The reasons for this poor state of mental health, the increase in suicide (or “self-delivery”, as suicide is now sometimes called) and attempted suicide, are many and complex, but, as Hugh Mackay argues in The Good Life, happiness has become an industry that is selling all of us a lie. “I don’t mind people being happy – but the idea that everything we do is part of the pursuit of happiness seems to me a really dangerous idea and has led to a contemporary disease in Western society, which is fear of sadness,” Mackay writes. “We’re kind of teaching our kids that happiness is the default position – it’s rubbish.

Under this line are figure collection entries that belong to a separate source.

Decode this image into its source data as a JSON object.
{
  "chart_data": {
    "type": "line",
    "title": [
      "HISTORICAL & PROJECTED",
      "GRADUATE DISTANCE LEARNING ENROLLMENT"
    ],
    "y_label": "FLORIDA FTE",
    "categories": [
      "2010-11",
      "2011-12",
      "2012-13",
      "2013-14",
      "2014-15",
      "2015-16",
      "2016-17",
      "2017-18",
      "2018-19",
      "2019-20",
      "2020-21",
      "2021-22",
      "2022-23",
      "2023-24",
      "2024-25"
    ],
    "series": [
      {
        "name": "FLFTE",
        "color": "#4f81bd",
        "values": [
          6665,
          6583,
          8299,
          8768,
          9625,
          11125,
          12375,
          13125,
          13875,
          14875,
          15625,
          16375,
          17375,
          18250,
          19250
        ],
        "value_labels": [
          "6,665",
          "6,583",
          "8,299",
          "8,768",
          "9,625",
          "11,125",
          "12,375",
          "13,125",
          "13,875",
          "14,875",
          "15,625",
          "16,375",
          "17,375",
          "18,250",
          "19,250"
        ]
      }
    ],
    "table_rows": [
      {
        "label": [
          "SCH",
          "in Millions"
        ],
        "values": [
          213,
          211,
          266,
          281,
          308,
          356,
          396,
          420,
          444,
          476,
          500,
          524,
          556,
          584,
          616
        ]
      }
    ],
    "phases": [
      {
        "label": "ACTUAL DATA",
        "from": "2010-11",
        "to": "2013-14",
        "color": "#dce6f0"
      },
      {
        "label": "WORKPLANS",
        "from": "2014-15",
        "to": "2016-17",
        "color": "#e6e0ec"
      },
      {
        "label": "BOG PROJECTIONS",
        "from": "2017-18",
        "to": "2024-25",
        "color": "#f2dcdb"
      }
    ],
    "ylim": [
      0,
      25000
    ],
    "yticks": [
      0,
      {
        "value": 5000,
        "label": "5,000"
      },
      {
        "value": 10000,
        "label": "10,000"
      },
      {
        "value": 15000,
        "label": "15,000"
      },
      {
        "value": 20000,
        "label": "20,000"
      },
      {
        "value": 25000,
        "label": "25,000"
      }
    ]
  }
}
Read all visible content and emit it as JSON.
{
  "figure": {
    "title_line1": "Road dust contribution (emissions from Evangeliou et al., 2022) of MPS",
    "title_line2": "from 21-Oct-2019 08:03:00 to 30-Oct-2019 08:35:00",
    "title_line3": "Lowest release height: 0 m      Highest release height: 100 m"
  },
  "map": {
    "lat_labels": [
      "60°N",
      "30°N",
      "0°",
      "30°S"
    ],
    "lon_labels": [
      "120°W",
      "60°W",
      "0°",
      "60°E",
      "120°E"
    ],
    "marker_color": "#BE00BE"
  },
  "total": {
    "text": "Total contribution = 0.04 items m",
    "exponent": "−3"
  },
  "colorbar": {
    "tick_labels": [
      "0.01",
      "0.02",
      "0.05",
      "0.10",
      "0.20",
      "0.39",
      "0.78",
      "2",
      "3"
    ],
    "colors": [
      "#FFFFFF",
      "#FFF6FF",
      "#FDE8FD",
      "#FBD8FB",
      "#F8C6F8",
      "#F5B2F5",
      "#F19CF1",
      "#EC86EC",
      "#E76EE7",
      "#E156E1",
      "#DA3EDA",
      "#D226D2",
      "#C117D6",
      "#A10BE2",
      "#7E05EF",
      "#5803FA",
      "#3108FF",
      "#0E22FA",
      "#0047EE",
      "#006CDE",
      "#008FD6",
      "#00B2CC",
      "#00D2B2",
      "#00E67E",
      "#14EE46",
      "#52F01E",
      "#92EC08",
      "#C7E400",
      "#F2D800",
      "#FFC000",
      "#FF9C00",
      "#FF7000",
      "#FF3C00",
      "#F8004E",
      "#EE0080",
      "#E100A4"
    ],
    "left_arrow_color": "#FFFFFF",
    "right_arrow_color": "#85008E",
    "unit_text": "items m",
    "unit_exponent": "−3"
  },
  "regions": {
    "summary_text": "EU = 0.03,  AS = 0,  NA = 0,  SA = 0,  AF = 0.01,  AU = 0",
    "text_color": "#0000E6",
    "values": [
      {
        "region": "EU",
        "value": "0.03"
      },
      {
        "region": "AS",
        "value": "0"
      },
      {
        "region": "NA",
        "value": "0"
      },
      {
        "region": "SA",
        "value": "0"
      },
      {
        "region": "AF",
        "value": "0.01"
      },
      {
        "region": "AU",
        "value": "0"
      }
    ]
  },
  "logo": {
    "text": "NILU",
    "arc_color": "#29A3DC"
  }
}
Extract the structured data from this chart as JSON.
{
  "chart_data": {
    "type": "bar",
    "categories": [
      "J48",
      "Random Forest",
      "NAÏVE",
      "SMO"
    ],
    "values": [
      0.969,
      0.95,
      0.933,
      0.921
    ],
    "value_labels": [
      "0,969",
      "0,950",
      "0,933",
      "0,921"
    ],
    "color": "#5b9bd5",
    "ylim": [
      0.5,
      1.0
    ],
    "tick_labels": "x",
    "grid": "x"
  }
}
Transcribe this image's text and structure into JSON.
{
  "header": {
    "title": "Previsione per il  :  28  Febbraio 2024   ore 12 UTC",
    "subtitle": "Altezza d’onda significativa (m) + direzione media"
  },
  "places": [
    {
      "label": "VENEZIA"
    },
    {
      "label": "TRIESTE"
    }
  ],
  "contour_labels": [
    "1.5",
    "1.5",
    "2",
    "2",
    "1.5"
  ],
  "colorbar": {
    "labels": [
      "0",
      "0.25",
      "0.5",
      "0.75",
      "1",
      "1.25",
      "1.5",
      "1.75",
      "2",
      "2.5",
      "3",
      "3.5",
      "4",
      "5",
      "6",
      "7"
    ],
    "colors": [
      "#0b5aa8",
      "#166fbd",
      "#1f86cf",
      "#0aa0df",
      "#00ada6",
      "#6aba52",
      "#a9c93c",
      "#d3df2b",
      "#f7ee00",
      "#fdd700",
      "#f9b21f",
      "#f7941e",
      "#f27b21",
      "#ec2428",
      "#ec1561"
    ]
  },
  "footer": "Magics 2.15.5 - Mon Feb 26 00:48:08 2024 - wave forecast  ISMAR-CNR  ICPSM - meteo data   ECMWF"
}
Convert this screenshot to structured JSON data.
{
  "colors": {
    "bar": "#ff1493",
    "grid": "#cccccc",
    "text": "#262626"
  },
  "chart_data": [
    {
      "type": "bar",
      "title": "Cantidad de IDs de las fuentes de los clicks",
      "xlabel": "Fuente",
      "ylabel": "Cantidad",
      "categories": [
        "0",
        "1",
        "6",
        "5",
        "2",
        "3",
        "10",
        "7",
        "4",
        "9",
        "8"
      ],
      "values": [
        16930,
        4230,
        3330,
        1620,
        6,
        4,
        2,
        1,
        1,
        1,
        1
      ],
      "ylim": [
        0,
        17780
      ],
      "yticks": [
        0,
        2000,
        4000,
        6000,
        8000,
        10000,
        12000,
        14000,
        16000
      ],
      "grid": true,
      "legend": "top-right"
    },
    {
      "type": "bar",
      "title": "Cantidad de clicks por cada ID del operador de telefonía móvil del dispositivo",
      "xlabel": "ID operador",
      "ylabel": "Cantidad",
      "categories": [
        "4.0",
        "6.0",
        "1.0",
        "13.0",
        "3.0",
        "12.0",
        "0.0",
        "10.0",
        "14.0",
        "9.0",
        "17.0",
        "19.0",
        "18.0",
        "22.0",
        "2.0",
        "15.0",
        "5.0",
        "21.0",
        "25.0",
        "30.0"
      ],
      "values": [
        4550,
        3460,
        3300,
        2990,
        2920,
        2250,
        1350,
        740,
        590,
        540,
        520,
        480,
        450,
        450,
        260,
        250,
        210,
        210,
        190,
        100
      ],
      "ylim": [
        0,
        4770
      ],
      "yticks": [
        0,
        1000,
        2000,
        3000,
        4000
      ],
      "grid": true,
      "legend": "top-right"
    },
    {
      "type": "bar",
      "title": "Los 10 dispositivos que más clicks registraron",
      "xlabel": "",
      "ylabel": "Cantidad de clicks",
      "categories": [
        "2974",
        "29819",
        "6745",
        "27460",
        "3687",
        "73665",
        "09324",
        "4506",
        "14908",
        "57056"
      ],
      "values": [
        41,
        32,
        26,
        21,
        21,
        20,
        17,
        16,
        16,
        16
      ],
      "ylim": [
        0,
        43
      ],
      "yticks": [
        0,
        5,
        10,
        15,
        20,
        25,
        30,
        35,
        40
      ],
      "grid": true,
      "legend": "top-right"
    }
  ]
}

Wholeness is what we ought to be striving for and part of that is sadness, disappointment, frustration, failure; all of those things which make us who we are … I’d like just for a year to have a moratorium on the word ‘happiness’ and to replace it with the word ‘wholeness’.”
 
Mackay is not on his own. I have lost count of the number of parents who tell me, “I don’t care what my kids do, as long as they’re happy.”  Although it may be just a casual throwaway line, it is a symptom of a deeper anxiety. Why are we setting our children up for such failure? Why don’t Christian parents say, “I want my children to be faithful, hopeful, loving, just and good.” Living those virtues will not always lead to happiness – but it will bring something more valuable and precious. Joy.
 
Joy is one the great themes in the teaching of Pope Francis. Christian joy is not the same as happiness. Christian joy celebrates that we know where we have come from, why we are here and where we are going. It moves away from trying to find the easy side of easy to confront the inevitable tough moments in our lives, and to embrace suffering as an inescapable reality in the human condition. It seeks to be resilient in the face of adversity by embodying Jesus’ call to love God and our neighbour as we love ourselves. And it tells us that we are not meant to live isolated lives as “rocks and islands”, as the Simon and Garfunkel song has it. There was a good reason why Jesus sent the disciples out in twos.
 
Gavin Larkin’s wife, Maryanne, found out how tragic and unhappy life can truly be. Gavin died of lymphoma at the age of 42 in 2011, 16 years after his father’s suicide. Their son, Gus, died from brain cancer at the age of 15 in 2013. I hope people keep calling Maryanne to ask her if she is OK. We need do the same for someone we know who may be struggling, especially if he or she is young, because so many young people have been sold a lie, and now that life is not as happy as they were promised it would be, some find they have no hope for the future. Living Christian joy is not easy or straightforward. But setting out on this path might be the way to be more than OK.